The 57-year-old patient who survived two months after undergoing a landmark pig heart transplant died of a pig virus, his transplant surgeon announced last month.
In January, David Bennett, a handyman who suffered from heart failure, underwent a highly experimental surgery at the University of Maryland medical center in which doctors transplanted a genetically modified pig’s heart into him.
Shortly after undergoing the surgery, Bennett died in March. The hospital simply said his condition had worsened over the span of a few days but did not provide an exact cause of death.
Last month, Bennett’s transplant surgeon, Bartley Griffith, revealed that the pig’s heart was infected with a porcine virus known as porcine cytomegalovirus, which may have contributed to Bennett’s death. In a webinar hosted by the American Society of Transplantation on 20 April, Griffith described the virus and doctors’ attempts to treat it, MIT Technology Review first reported on Wednesday.
“We are beginning to learn why he passed on,” said Griffith, adding, “[the virus] maybe was the actor, or could be the actor, that set this whole thing off.”
According to experts, the transplant was a “major test of xenotransplantation,” a process that involves transferring tissues between different species. They believe that the experiment may have been derailed as a result of an “unforced error”, as the pigs that were bred to provide organs are supposed to be free of viruses.
“If this was an infection, we can likely prevent it in the future,” Griffith said during the webinar.
The biggest challenge in animal-to-human organ transplants is the resilience of the human immune system, as it can attack foreign cells in a process called rejection and trigger a response that will ultimately destroy the transplanted organ or tissue.
As a result, companies have been biologically engineering pigs by removing and adding various genes to help conceal their tissues from potential immune attacks. The heart used in Bennett’s case came from a pig that underwent 10 gene modifications carried out by Revivicor, a biotechnology company.
Despite worries that xenotransplantation could trigger a pandemic if a virus were to adapt within a human body and spread to others, experts believe that the specific type of virus in Bennett’s donor heart is not capable of infecting human cells.
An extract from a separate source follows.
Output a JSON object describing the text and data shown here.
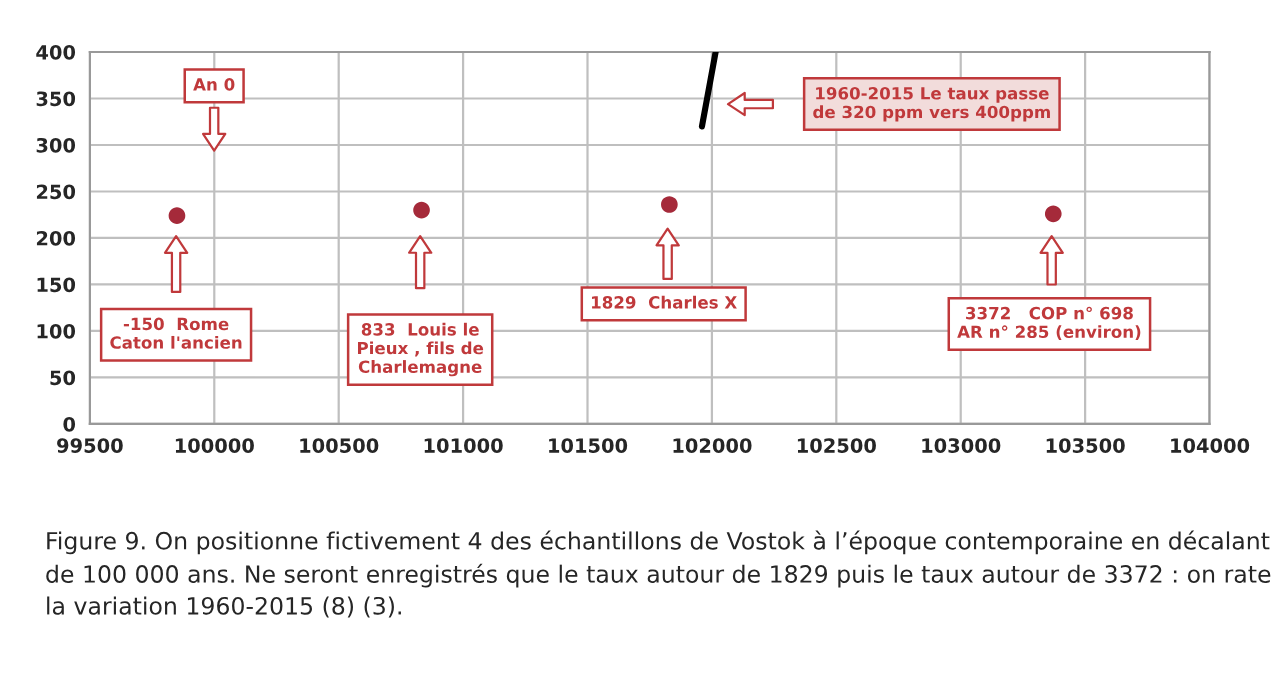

According to Jay Fishman, a specialist in transplant infections at Massachusetts General hospital, there is “no real risk to humans” of it spreading to others. Rather, the concern stems from the ability of porcine cytomegalovirus to trigger reactions that can damage and destroy not only the organ, but also the patient.
Experts are hesitant to fully attribute Bennett’s death to the virus. According to Joachim Denner, a researcher at Free University of Berlin’s Institute of Virology, “This patient was very, very, very ill. Do not forget that … Maybe the virus contributed but it was not the sole reason.”
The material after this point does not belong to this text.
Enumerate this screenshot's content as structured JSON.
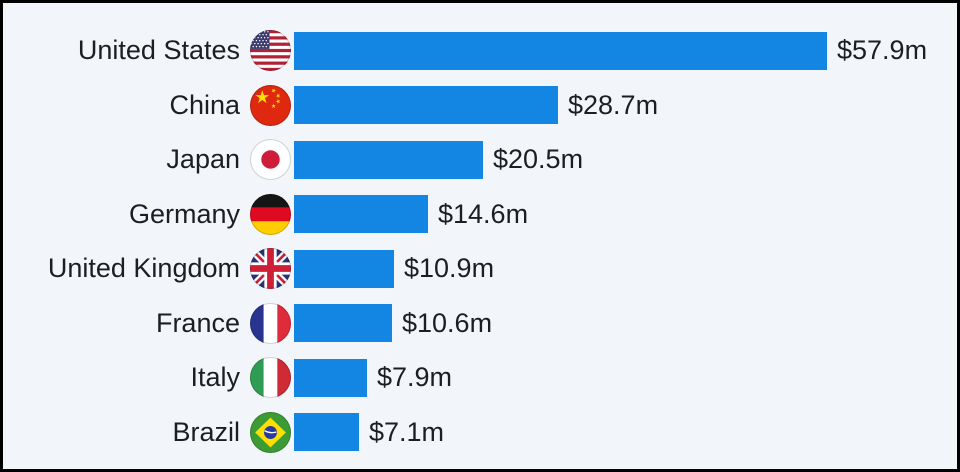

Two years ago, Denner led a study in which researchers reported that pig hearts transplanted into baboons lasted only several weeks if they contained porcine cytomegalovirus. On the other hand, hearts that were free of the infection were able to survive over six months.
Shortly after Bennett’s surgery, Griffith and his team had frequently monitored his recovery through various blood tests. In one of the tests, doctors examined Bennett’s blood for traces of various viruses and bacterias and found “a little blip” that indicated the presence of porcine cytomegalovirus. However, because its levels were so low, the doctors assumed that the result could have been an error.
Griffith also revealed that because the special blood test was taking approximately 10 days to carry out, doctors were unable to know that the virus was already beginning to multiply rapidly. As a result, this may have triggered a reaction that Griffith now believes was likely “cytokine explosion,” a storm of exaggerated immune response that can cause serious issues.
On the 43rd day of the experiment, doctors discovered that Bennett was breathing hard and warm to the touch. “He looked really funky. Something happened to him. He looked infected,” said Griffith, adding, “He lost his attention and wouldn’t talk to us.”
In attempts to fight Bennett’s infection while keeping his immune system under control, doctors provided him with intravenous immunoglobulin as well as cidofovir, a drug sometimes used in Aids patients. Bennett displayed signs of recovery after 24 hours before his condition worsened again.
“I personally suspect he developed a capillary leak in response to his inflammatory explosion, and that filled his heart with edema, the edema turned into fibrotic tissue, and he went into severe and unreversing diastolic heart failure,” Griffith said in the webinar.